The compiler error is -

error: no instance of function template "cuco::static_multimap<Key, Value, Scope, Allocator, ProbeSequence>::device_view::retrieve [with Key=int, Value=int, Scope=cuda::std::__4::__detail::thread_scope_device, Allocator=cuco::cuda_allocator<char>, ProbeSequence=cuco::double_hashing<4U, cuco::detail::MurmurHash3_32<int>, cuco::detail::MurmurHash3_32<int>>]" matches the argument list
            argument types are: (cooperative_groups::__v1::thread_block_tile<32U, cooperative_groups::__v1::thread_block>, cooperative_groups::__v1::thread_block_tile<4U, cooperative_groups::__v1::thread_block>, int, uint32_t *, int [100], atomic_ctr_type *, thrust::detail::normal_iterator<thrust::device_ptr<int>>, thrust::equal_to<int>)
            object type is: cuco::static_multimap<int, int, cuda::std::__4::__detail::thread_scope_device, cuco::cuda_allocator<char>, cuco::double_hashing<4U, cuco::detail::MurmurHash3_32<int>, cuco::detail::MurmurHash3_32<int>>>::device_view

Maybe unrelated: functionalities in the detail namespace are designed to hide from public access. So anytime you start using it in your code e.g. thrust::detail::normal_iterator ..., something may go wrong.

Can you reproduce the error in godbolt (https://godbolt.org/z/7Ybhjsqxq) and reshare the link here?

I have reproduced the error in godbolt here without using the thrust::detail iterators.

I have reproduced the error in godbolt here without using the thrust::detail iterators.

line 59: output buffer of view::value_type as opposed to int.
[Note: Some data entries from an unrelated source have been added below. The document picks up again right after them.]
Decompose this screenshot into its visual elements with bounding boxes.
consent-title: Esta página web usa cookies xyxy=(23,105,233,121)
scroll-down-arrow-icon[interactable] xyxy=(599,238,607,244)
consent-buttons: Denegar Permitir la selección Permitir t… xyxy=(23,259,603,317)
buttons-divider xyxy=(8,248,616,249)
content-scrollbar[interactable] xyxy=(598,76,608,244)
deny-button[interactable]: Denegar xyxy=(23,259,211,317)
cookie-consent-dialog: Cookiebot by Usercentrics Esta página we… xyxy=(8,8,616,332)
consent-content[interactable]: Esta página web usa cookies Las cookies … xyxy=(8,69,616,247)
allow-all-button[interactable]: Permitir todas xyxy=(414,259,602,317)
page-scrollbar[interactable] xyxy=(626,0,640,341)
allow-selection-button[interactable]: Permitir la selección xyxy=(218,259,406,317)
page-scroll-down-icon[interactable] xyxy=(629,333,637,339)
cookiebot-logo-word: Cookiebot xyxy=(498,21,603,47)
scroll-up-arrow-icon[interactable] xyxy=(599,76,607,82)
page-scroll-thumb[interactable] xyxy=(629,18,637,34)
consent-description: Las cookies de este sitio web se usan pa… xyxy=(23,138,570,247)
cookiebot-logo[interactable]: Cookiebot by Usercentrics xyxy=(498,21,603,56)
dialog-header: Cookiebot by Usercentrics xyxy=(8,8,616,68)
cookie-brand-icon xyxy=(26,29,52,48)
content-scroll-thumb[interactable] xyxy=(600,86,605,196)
line 59: output buffer of view::value_type as opposed to int.

I made some changes and it compiles correctly now. However, I still don't understand why the shared memory type should be cuco::pair<int,int> instead of int only. Isn't the view::value_type actually int?
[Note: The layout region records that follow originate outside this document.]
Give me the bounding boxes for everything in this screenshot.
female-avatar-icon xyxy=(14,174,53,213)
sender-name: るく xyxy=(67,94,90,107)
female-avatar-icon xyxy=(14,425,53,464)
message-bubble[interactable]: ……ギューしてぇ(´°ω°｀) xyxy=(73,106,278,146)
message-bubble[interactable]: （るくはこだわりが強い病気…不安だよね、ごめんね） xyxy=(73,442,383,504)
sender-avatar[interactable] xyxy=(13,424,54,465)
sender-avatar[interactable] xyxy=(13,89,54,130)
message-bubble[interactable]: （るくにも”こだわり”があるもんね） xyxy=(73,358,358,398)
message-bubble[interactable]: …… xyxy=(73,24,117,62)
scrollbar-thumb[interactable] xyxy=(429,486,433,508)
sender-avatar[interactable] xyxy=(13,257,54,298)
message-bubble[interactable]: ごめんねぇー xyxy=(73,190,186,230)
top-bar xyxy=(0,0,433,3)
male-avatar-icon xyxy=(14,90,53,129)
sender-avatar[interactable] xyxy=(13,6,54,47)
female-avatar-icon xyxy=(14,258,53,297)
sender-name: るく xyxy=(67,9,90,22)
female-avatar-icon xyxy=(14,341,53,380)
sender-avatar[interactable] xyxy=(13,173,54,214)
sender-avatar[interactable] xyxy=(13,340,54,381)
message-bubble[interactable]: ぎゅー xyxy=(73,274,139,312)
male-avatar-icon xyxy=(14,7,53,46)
Also, does a device function that intends to use device_view::retrieve() need to do something similar to the retrieve kernel like calling flush, etc.?

In this Godbolt link, the counter value is not updated after the kernel execution is done. The output value is also not what is expected.

Is there a way to estimate the buffer size that needs to be passed/reserved for retrieve()?

I still don't understand why the shared memory type should be cuco::pair<int,int> instead of int only.

Per https://github.com/NVIDIA/cuCollections/blob/dev/include/cuco/static_multimap.cuh#L417-L418, multimap retrieve returns the key and all its matched values as pairs {key, match1}, {key, match2}, ... for a given key thus a single int cannot be sufficient.

Isn't the view::value_type actually int?

https://github.com/NVIDIA/cuCollections/blob/dev/include/cuco/static_multimap.cuh#L152

Also, does a device function that intends to use device_view::retrieve() need to do something similar to the retrieve kernel like calling flush, etc.?

Right, since you are writing the kernel on your own. It's your responsibility to flush buffers.

Closing this since the problem seems to be solved.